Overall speed increase is proportional to the cost of trellis (which is proportional to bitrate, and much more with --trellis 2).
r2144
CABAC trellis opts part 3: make some arrays non-static
r2143
CABAC trellis opts part 2: C optimizations
Hoist the branch on coef value out of the loop over node contexts.
Special cases for each possible coef value (0,1,n).
Special case for dc-only blocks.
Template the main loop for two common subsets of nodes, to avoid a bunch of branches about which nodes are live.
Use the nonupdating version of cabac_size_decision in more cases, and omit those bins from the node struct.
CABAC offsets are now compile-time constants.
Change TRELLIS_SCORE_MAX from a specific constant to anything negative, which is cheaper to test.
Remove dct_weight2_zigzag[], since trellis has to lookup zigzag[] anyway.
60% faster on x86_64.
25k->18k codesize.
r2142
CABAC trellis opts part 1: minor change in output
Due to different tie-break order.
r2141
x86inc improvements for 64-bit
Add support for all x86-64 registers
Prefer caller-saved register over callee-saved on WIN64
Support up to 15 function arguments
r2140
High bit depth SSE2/AVX add8x8_idct8 and add16x16_idct8
From Google Code-In.
r2139
MMX/SSE2/AVX predict_8x16_p, high bit depth fdct8
From Google Code-In.
r2138
XOP 8-bit fDCT
Use integer MAC for one of the SUMSUB passes.
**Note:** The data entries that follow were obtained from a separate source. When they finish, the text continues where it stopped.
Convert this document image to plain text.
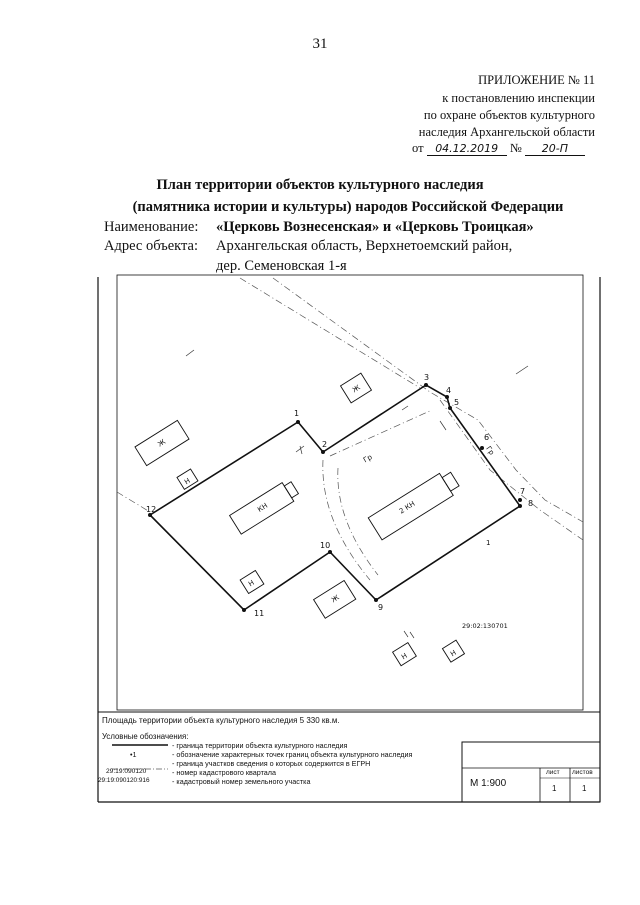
31
ПРИЛОЖЕНИЕ № 11
к постановлению инспекции
по охране объектов культурного
наследия Архангельской области
от 04.12.2019 № 20-П
План территории объектов культурного наследия
(памятника истории и культуры) народов Российской Федерации
Наименование: «Церковь Вознесенская» и «Церковь Троицкая»
Адрес объекта: Архангельская область, Верхнетоемский район,
дер. Семеновская 1-я
1
2
3
4
5
6
7
8
9
10
11
12
Ж
Ж
КН	2 КН
Н
Н
Ж
Н	Н
Гр
Гр
1
29:02:130701
Площадь территории объекта культурного наследия 5 330 кв.м.
Условные обозначения:
- граница территории объекта культурного наследия
•1	- обозначение характерных точек границ объекта культурного наследия
- граница участков сведения о которых содержится в ЕГРН
29:19:090120	- номер кадастрового квартала
29:19:090120:916	- кадастровый номер земельного участка	М 1:900
лист листов
1	1
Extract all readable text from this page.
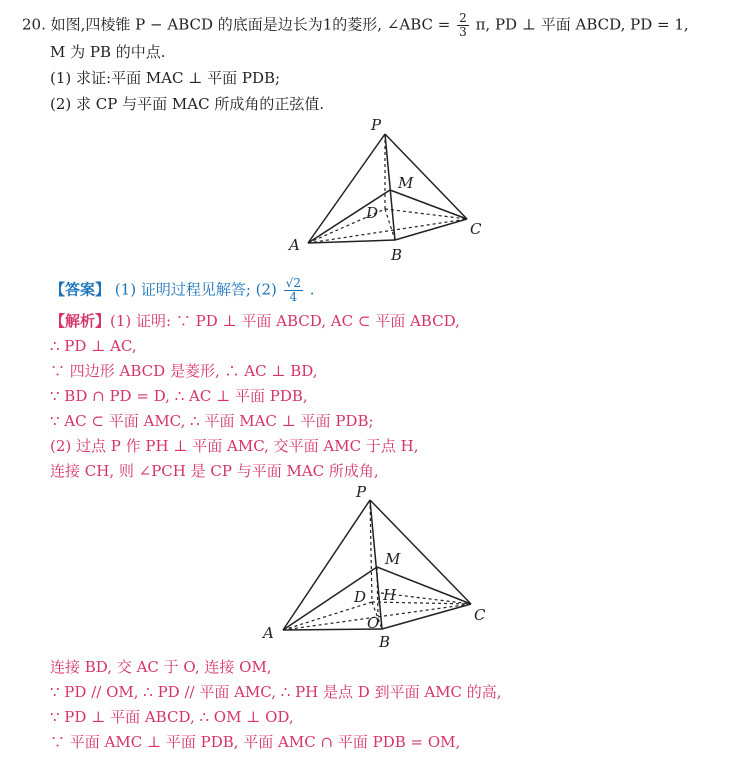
20. 如图,四棱锥 P − ABCD 的底面是边长为1的菱形, ∠ABC = $\frac{2}{3} \pi$, PD ⊥ 平面 ABCD, PD = 1,
M 为 PB 的中点.
(1) 求证:平面 MAC ⊥ 平面 PDB;
(2) 求 CP 与平面 MAC 所成角的正弦值.
P
M
D
A
B
C
【答案】 (1) 证明过程见解答; $(2) \frac{√2}{4}$ .
【解析】(1) 证明: ∵ PD ⊥ 平面 ABCD, AC ⊂ 平面 ABCD,
∴ PD ⊥ AC,
∵ 四边形 ABCD 是菱形, ∴ AC ⊥ BD,
∵ BD ∩ PD = D, ∴ AC ⊥ 平面 PDB,
∵ AC ⊂ 平面 AMC, ∴ 平面 MAC ⊥ 平面 PDB;
(2) 过点 P 作 PH ⊥ 平面 AMC, 交平面 AMC 于点 H,
连接 CH, 则 ∠PCH 是 CP 与平面 MAC 所成角,
P
M
D H
O
A	B
C
连接 BD, 交 AC 于 O, 连接 OM,
∵ PD // OM, ∴ PD // 平面 AMC, ∴ PH 是点 D 到平面 AMC 的高,
∵ PD ⊥ 平面 ABCD, ∴ OM ⊥ OD,
∵ 平面 AMC ⊥ 平面 PDB, 平面 AMC ∩ 平面 PDB = OM,
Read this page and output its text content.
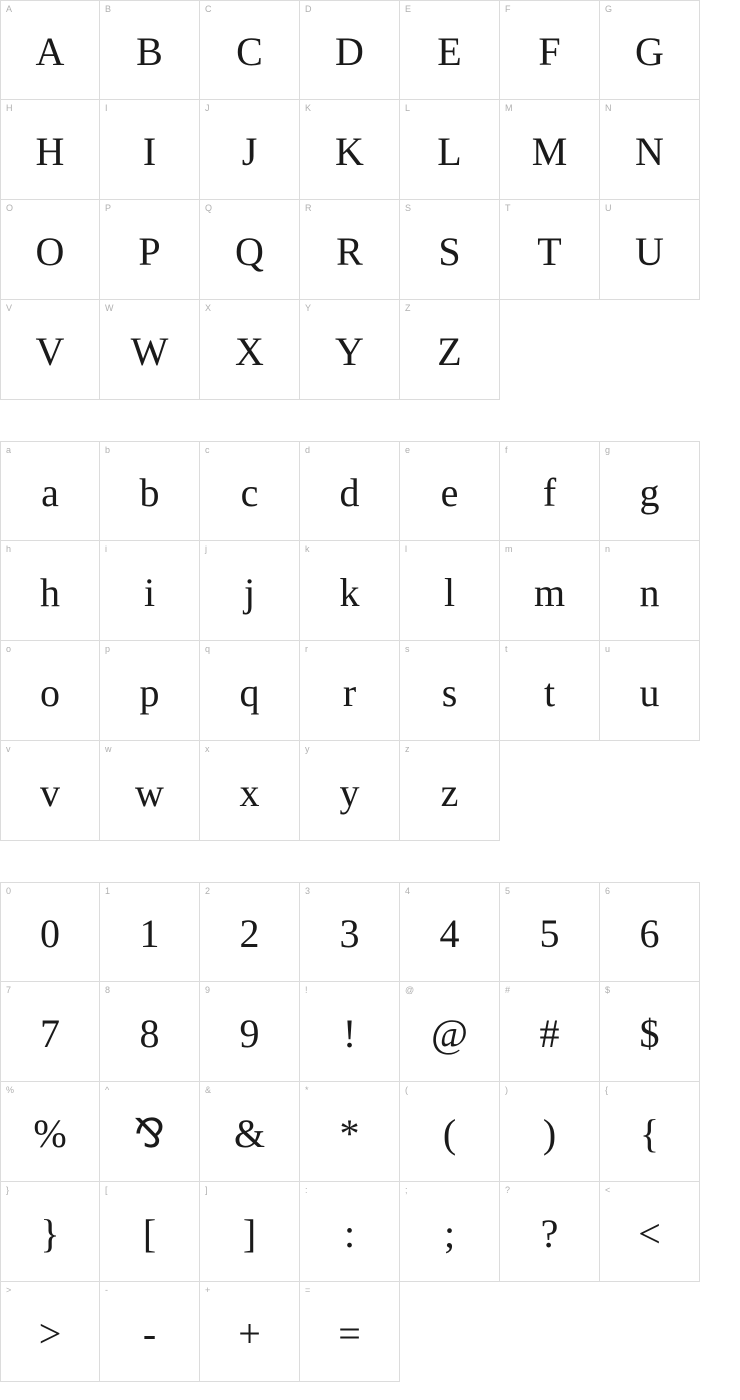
A
A
B
B
C
C
D
D
E
E
F
F
G
G
H
H
I
I
J
J
K
K
L
L
M
M
N
N
O
O
P
P
Q
Q
R
R
S
S
T
T
U
U
V
V
W
W
X
X
Y
Y
Z
Z
a
a
b
b
c
c
d
d
e
e
f
f
g
g
h
h
i
i
j
j
k
k
l
l
m
m
n
n
o
o
p
p
q
q
r
r
s
s
t
t
u
u
v
v
w
w
x
x
y
y
z
z
0
0
1
1
2
2
3
3
4
4
5
5
6
6
7
7
8
8
9
9
!
!
@
@
#
#
$
$
%
%
^
⅋
&
&
*
*
(
(
)
)
{
{
}
}
[
[
]
]
:
:
;
;
?
?
<
<
>
>
-
-
+
+
=
=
About a dozen cycles faster for 16x16.
r2137
High bit depth intra_sad_x3_4x4
From Google Code-In.
r2136
Use a large LUT for CAVLC zero-run bit codes
Helps the most with trellis and RD, but also helps with bitstream writing.
Seems at worst neutral even in the extreme case of a CPU with small L2 cache (e.g. ARM Cortex A8).
r2135
High bit depth intra_sad_x3_8x8, intra_satd_x3_4x4/8x8c/16x16
Also add an ACCUM macro to handle accumulator-induced add-or-swap more concisely.
r2134
MMX 10-bit predict_8x8c_h and predict_8x16c_h
From Google Code-In.
r2133
Some MBAFF x86 assembly functions.
deblock_chroma_420_mbaff, plus 422/422_intra_mbaff implemented using existing functions.
From Google Code-In.
r2132
More ARM NEON assembly functions
predict_8x8_v, predict_4x4_dc_top, predict_8x8_ddl, predict_8x8_ddr, predict_8x8_vl, predict_8x8_vr, predict_8x8_hd, predict_8x8_hu.
From Google Code-In.
r2131
More 4:2:2 asm functions
High bit depth version of deblock_h_chroma_422.
Regular and high bit depth versions of deblock_h_chroma_intra_422.
High bit depth pixel_vsad.
SSE2 high bit depth and MMX 8-bit predict_8x8_vl.
Our first GCI patch this year!
r2130
SSE2 and SSSE3 versions of sub8x16_dct_dc
Also slightly faster sub8x8_dct_dc
r2129
Resize filter updates
Use AVPixFmtDescriptors to pick the most compatible x264 csp for any pixel format.
Fix deprecated use of av_set_int.
Now requires libavutil >= 51.19.0
r2128
Add out-of-tree build support
r2127
Limit SSIM to 100db
Avoids floating point error for infinite SSIM (lossless).
r2126
Fix wrong conditional inclusion of inttypes.h
inttypes.h is required by encoder/ratecontrol.c for SCNxxx macros, and HAVE_STDINT_H does not imply having inttypes.h.
stdint.h is a subset of inttypes.h, but this isn't enough for x264.
This change fixes building x264 with Android's toolchain.
r2125
Fix crash with sliced threads and input height <= 112
r2124
Fix loading custom 8x8 chroma quant matrices in 4:4:4
r2123
Fix PCM cost overflow
r2122
Fix overflow in 8-bit x86 vsad asm function
r2121
Fix crash in --fullhelp when compiled against recent ffmpeg
Don't assume all pixel formats have a description.